Many seem to be descriptions for category items (Something that might not be of much use to Wikipedia).

On a few items I checked, some languages use only the sitelink (en, fr), others all entity data (sv, es). Maybe this is linked to descriptions from Wikidata being used there.

I think it might be worth attempting to determine the factors that lead to the rapid raise.

  • The edit rate didn't seem that high and we could easily have several bots that resulted in the same rate.

I disagree. According to https://wikipulse.herokuapp.com/, the edit rate on Wikidata right now is anywhere from 150-220 epm. Adding an extra 600 epm on top of that is what caused the problem.

I think it might be worth attempting to determine the factors that lead to the rapid raise.

  • The edit rate didn't seem that high and we could easily have several bots that resulted in the same rate.

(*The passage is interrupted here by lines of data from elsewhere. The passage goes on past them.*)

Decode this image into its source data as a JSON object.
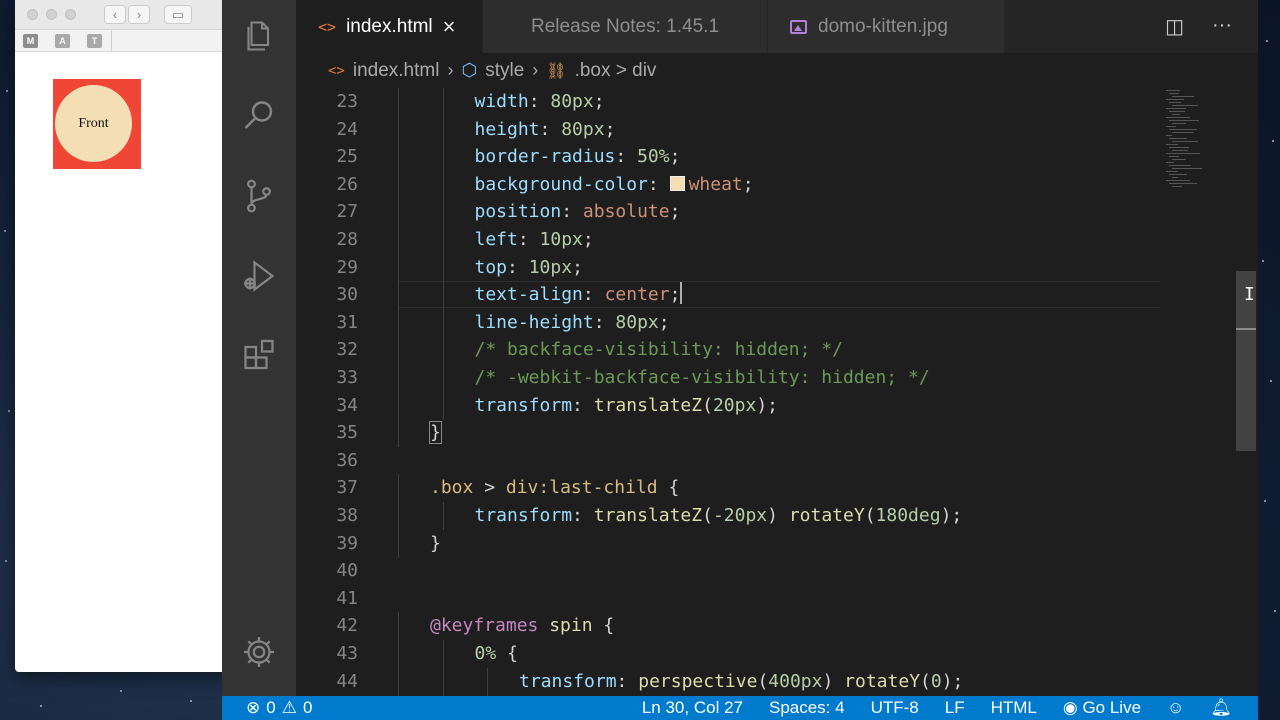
{
  "browser": {
    "bookmarks": [
      "M",
      "A",
      "T"
    ],
    "demo_label": "Front",
    "colors": {
      "box": "#ef4636",
      "front": "#f4deb3"
    }
  },
  "activity_bar": {
    "icons": [
      "files-icon",
      "search-icon",
      "source-control-icon",
      "run-debug-icon",
      "extensions-icon",
      "settings-gear-icon"
    ]
  },
  "tabs": [
    {
      "label": "index.html",
      "active": true,
      "icon": "html-icon"
    },
    {
      "label": "Release Notes: 1.45.1",
      "active": false
    },
    {
      "label": "domo-kitten.jpg",
      "active": false,
      "icon": "image-icon"
    }
  ],
  "breadcrumbs": {
    "file": "index.html",
    "section": "style",
    "selector": ".box > div"
  },
  "editor": {
    "lines": [
      {
        "n": "23",
        "parts": [
          [
            "prop",
            "width"
          ],
          [
            "punc",
            ": "
          ],
          [
            "num",
            "80px"
          ],
          [
            "punc",
            ";"
          ]
        ],
        "indent": 2
      },
      {
        "n": "24",
        "parts": [
          [
            "prop",
            "height"
          ],
          [
            "punc",
            ": "
          ],
          [
            "num",
            "80px"
          ],
          [
            "punc",
            ";"
          ]
        ],
        "indent": 2
      },
      {
        "n": "25",
        "parts": [
          [
            "prop",
            "border-radius"
          ],
          [
            "punc",
            ": "
          ],
          [
            "num",
            "50%"
          ],
          [
            "punc",
            ";"
          ]
        ],
        "indent": 2
      },
      {
        "n": "26",
        "parts": [
          [
            "prop",
            "background-color"
          ],
          [
            "punc",
            ": "
          ],
          [
            "swatch",
            ""
          ],
          [
            "str",
            "wheat"
          ],
          [
            "punc",
            ";"
          ]
        ],
        "indent": 2
      },
      {
        "n": "27",
        "parts": [
          [
            "prop",
            "position"
          ],
          [
            "punc",
            ": "
          ],
          [
            "str",
            "absolute"
          ],
          [
            "punc",
            ";"
          ]
        ],
        "indent": 2
      },
      {
        "n": "28",
        "parts": [
          [
            "prop",
            "left"
          ],
          [
            "punc",
            ": "
          ],
          [
            "num",
            "10px"
          ],
          [
            "punc",
            ";"
          ]
        ],
        "indent": 2
      },
      {
        "n": "29",
        "parts": [
          [
            "prop",
            "top"
          ],
          [
            "punc",
            ": "
          ],
          [
            "num",
            "10px"
          ],
          [
            "punc",
            ";"
          ]
        ],
        "indent": 2
      },
      {
        "n": "30",
        "parts": [
          [
            "prop",
            "text-align"
          ],
          [
            "punc",
            ": "
          ],
          [
            "str",
            "center"
          ],
          [
            "punc",
            ";"
          ],
          [
            "caret",
            ""
          ]
        ],
        "indent": 2
      },
      {
        "n": "31",
        "parts": [
          [
            "prop",
            "line-height"
          ],
          [
            "punc",
            ": "
          ],
          [
            "num",
            "80px"
          ],
          [
            "punc",
            ";"
          ]
        ],
        "indent": 2
      },
      {
        "n": "32",
        "parts": [
          [
            "com",
            "/* backface-visibility: hidden; */"
          ]
        ],
        "indent": 2
      },
      {
        "n": "33",
        "parts": [
          [
            "com",
            "/* -webkit-backface-visibility: hidden; */"
          ]
        ],
        "indent": 2
      },
      {
        "n": "34",
        "parts": [
          [
            "prop",
            "transform"
          ],
          [
            "punc",
            ": "
          ],
          [
            "fn",
            "translateZ"
          ],
          [
            "punc",
            "("
          ],
          [
            "num",
            "20px"
          ],
          [
            "punc",
            ");"
          ]
        ],
        "indent": 2
      },
      {
        "n": "35",
        "parts": [
          [
            "bracehl",
            "}"
          ]
        ],
        "indent": 1
      },
      {
        "n": "36",
        "parts": [],
        "indent": 0
      },
      {
        "n": "37",
        "parts": [
          [
            "sel",
            ".box"
          ],
          [
            "punc",
            " > "
          ],
          [
            "tag",
            "div"
          ],
          [
            "sel",
            ":last-child"
          ],
          [
            "punc",
            " {"
          ]
        ],
        "indent": 1
      },
      {
        "n": "38",
        "parts": [
          [
            "prop",
            "transform"
          ],
          [
            "punc",
            ": "
          ],
          [
            "fn",
            "translateZ"
          ],
          [
            "punc",
            "("
          ],
          [
            "num",
            "-20px"
          ],
          [
            "punc",
            ") "
          ],
          [
            "fn",
            "rotateY"
          ],
          [
            "punc",
            "("
          ],
          [
            "num",
            "180deg"
          ],
          [
            "punc",
            ");"
          ]
        ],
        "indent": 2
      },
      {
        "n": "39",
        "parts": [
          [
            "punc",
            "}"
          ]
        ],
        "indent": 1
      },
      {
        "n": "40",
        "parts": [],
        "indent": 0
      },
      {
        "n": "41",
        "parts": [],
        "indent": 0
      },
      {
        "n": "42",
        "parts": [
          [
            "kw",
            "@keyframes"
          ],
          [
            "punc",
            " "
          ],
          [
            "fn",
            "spin"
          ],
          [
            "punc",
            " {"
          ]
        ],
        "indent": 1
      },
      {
        "n": "43",
        "parts": [
          [
            "num",
            "0%"
          ],
          [
            "punc",
            " {"
          ]
        ],
        "indent": 2
      },
      {
        "n": "44",
        "parts": [
          [
            "prop",
            "transform"
          ],
          [
            "punc",
            ": "
          ],
          [
            "fn",
            "perspective"
          ],
          [
            "punc",
            "("
          ],
          [
            "num",
            "400px"
          ],
          [
            "punc",
            ") "
          ],
          [
            "fn",
            "rotateY"
          ],
          [
            "punc",
            "("
          ],
          [
            "num",
            "0"
          ],
          [
            "punc",
            ");"
          ]
        ],
        "indent": 3
      }
    ],
    "current_line": "30"
  },
  "statusbar": {
    "errors": "0",
    "warnings": "0",
    "position": "Ln 30, Col 27",
    "spaces": "Spaces: 4",
    "encoding": "UTF-8",
    "eol": "LF",
    "language": "HTML",
    "golive": "Go Live"
  },
  "colors": {
    "accent": "#007acc",
    "editor_bg": "#1e1e1e",
    "activity_bg": "#333333"
  }
}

I disagree. According to https://wikipulse.herokuapp.com/, the edit rate on Wikidata right now is anywhere from 150-220 epm. Adding an extra 600 epm on top of that is what caused the problem.

The edit rate may have been the issue, but we should still utilize the tools we have (maxlag) to notify bots that the server is under high load. If we throw a check in maxlag value calculation checking for the number of JobQueue entries and then raising the maxlag to indicate it, it would prevent bots from causing this issue again. Regardless of whether its one bot or several causing the spike, the existing maxlag checks could be used to notify all bots to back off.

Legoktm claimed this task.

The edit rate may have been the issue, but we should still utilize the tools we have (maxlag) to notify bots that the server is under high load. If we throw a check in maxlag value calculation checking for the number of JobQueue entries and then raising the maxlag to indicate it, it would prevent bots from causing this issue again. Regardless of whether its one bot or several causing the spike, the existing maxlag checks could be used to notify all bots to back off.

Sounds reasonable. Can you file a task for that?

Closing this task as the job queue has now returned to normal levels.